Pour éviter de vous retrouver coincé sans bus ou avec un budget explosé, posez-vous quelques questions simples avant de réserver :
- Combien de temps de trajet maximum j’accepte à l’aller ? 5h ? 10h ? 20h ?
- Est-ce que je veux/peux me passer totalement de voiture ? Si oui, privilégiez les îles avec bon réseau de bus et distances courtes (Ré, Belle-Île, Jersey, Majorque côté nord-ouest).
- Combien de jours sur place ? Pour un week-end prolongé, restez dans un rayon de 5–7h de trajet (Porquerolles, Ré, Anglo-Normandes). Au-delà d’une semaine, la Corse ou les Baléares deviennent intéressantes.
- Quel budget global ? Certains billets de ferry + cabine coûtent presque le prix d’un vol… mais vous évitez les bagages payants, les transferts aéroport et dormez à bord. Faites le calcul sur l’ensemble « porte-à-porte » pour comparer.
Quelques repères de budget transport (par personne, AR, en réservant tôt)
- Île de Ré / Belle-Île / Ouessant depuis Paris : 120–200 € (train + bus + ferry).
- Porquerolles depuis Paris : 130–220 € (train + bus + bateau).
- Anglo-Normandes depuis Paris : 200–280 € (train + ferry).
- Corse depuis Paris : 150–280 € (train + ferry, sans cabine luxe).
- Baléares depuis Paris : 250–400 € (train + ferry de nuit + cabine).
- Sardaigne depuis sud de la France : 150–300 € (train/covoit + ferry).
Ces fourchettes varient beaucoup selon la saison (juillet-août vs mai-juin) et l’anticipation (3–4 mois avant, c’est idéal).
Derniers conseils pour des vacances insulaires vraiment bas carbone
- Allongez la durée du séjour : mieux vaut une île pendant 10 jours que 3 îles en « zapping » avec des ferries tous les deux jours.
- Privilégiez la marche, le vélo et les bus sur place : sur la plupart des îles, c’est ce qu’il y a de plus agréable… et souvent de plus rapide en haute saison.
- Voyagez hors très haute saison : mai–juin et septembre–octobre offrent souvent le meilleur compromis météo/prix/fréquentation.
- Restez flexible : par mer agitée, un ferry peut être retardé.
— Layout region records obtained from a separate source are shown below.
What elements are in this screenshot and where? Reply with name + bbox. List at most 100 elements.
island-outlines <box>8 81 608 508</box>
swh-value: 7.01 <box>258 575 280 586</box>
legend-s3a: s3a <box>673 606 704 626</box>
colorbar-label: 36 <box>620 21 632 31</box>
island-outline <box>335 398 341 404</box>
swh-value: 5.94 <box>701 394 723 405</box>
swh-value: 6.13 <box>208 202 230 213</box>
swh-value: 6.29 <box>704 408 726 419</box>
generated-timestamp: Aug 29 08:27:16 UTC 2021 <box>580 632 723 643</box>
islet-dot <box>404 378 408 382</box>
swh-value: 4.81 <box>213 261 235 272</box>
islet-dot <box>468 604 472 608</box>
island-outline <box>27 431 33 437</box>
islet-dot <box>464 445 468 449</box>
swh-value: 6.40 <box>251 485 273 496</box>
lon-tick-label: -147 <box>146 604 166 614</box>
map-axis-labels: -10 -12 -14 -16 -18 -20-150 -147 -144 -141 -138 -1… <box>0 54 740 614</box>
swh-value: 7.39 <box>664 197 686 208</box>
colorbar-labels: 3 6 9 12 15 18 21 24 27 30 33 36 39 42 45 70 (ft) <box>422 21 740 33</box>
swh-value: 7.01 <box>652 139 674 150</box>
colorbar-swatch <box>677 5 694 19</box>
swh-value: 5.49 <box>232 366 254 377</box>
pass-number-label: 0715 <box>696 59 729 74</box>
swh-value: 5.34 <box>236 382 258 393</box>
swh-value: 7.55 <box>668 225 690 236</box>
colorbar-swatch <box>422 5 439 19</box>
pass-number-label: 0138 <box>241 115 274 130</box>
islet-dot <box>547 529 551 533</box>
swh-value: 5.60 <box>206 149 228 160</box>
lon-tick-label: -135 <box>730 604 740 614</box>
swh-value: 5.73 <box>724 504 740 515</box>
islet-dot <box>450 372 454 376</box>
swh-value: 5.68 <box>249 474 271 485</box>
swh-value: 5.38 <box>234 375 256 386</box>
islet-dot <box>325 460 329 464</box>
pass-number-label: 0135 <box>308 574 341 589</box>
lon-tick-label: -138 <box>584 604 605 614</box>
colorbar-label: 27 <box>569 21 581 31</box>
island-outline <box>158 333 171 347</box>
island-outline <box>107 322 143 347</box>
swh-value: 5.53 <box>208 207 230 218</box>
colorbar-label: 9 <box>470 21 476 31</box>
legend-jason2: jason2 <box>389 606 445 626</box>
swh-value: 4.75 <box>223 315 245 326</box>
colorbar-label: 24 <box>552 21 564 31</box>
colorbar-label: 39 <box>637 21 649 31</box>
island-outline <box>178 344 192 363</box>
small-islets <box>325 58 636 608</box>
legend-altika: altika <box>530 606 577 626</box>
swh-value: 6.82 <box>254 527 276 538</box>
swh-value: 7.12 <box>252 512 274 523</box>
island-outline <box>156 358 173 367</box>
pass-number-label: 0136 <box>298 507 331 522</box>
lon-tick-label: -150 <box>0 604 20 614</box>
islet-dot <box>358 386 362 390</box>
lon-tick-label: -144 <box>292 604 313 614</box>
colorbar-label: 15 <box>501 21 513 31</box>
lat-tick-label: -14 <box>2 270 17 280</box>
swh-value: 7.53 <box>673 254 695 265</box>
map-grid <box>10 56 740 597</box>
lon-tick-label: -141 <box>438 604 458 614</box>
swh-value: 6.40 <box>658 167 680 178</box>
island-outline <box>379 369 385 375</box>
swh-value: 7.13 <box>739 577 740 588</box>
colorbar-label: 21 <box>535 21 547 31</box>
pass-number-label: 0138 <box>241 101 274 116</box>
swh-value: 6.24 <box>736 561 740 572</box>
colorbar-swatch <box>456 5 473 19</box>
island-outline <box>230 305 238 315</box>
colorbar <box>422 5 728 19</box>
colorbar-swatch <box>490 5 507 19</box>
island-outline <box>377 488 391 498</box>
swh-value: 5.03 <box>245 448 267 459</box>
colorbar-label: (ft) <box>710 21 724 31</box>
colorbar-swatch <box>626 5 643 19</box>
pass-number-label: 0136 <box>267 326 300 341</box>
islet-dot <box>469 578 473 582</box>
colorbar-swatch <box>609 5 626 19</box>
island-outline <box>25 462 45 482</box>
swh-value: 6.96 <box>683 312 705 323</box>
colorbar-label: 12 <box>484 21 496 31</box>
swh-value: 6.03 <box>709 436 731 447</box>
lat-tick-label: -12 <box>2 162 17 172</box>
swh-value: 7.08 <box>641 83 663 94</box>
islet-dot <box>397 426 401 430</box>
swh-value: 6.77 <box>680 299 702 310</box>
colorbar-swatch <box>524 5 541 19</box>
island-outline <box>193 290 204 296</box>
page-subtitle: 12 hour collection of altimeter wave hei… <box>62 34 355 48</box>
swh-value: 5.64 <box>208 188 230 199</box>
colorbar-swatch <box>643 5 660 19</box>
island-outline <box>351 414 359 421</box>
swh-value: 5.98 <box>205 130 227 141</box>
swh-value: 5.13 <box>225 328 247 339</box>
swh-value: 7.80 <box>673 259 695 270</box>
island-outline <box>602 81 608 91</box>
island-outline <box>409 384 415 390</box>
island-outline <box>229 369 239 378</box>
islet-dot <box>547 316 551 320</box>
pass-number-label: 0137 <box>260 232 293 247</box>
Prévoyez une petite marge (surtout pour les correspondances de train au retour).
- Évitez le « tout-inclus » très éloigné des villages : sur une île, être proche des commerces et des transports change tout pour vivre sans voiture.
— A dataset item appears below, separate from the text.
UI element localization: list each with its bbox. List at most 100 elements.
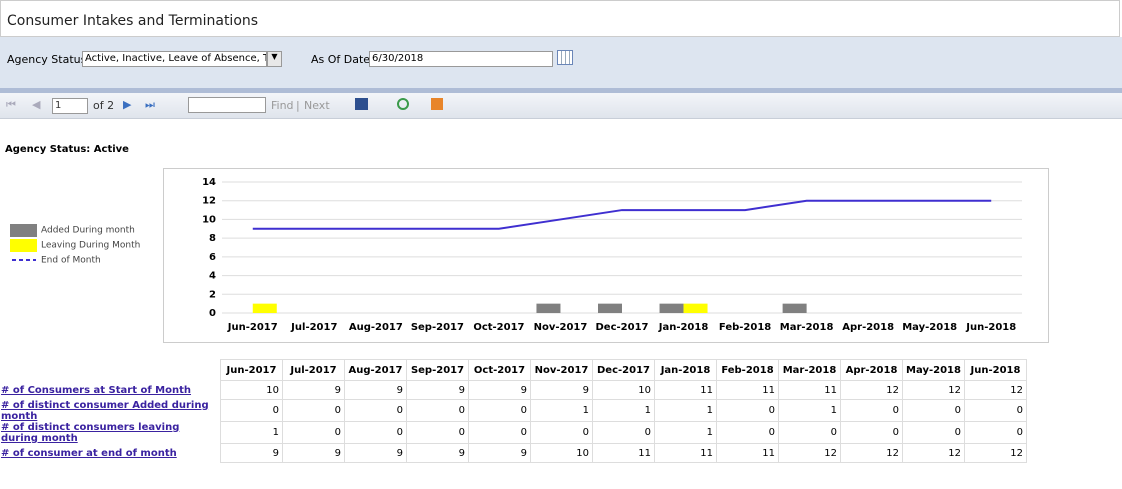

En choisissant bien votre île et en acceptant que le trajet fasse partie du voyage, partir en vacances sur une île en Europe sans avion devient non seulement possible, mais surtout plus apaisant. Vous arrivez déjà en mode « slow », les épaules relâchées, prêt à profiter de la lumière, des embruns et des marchés… sans avoir traversé un terminal bondé.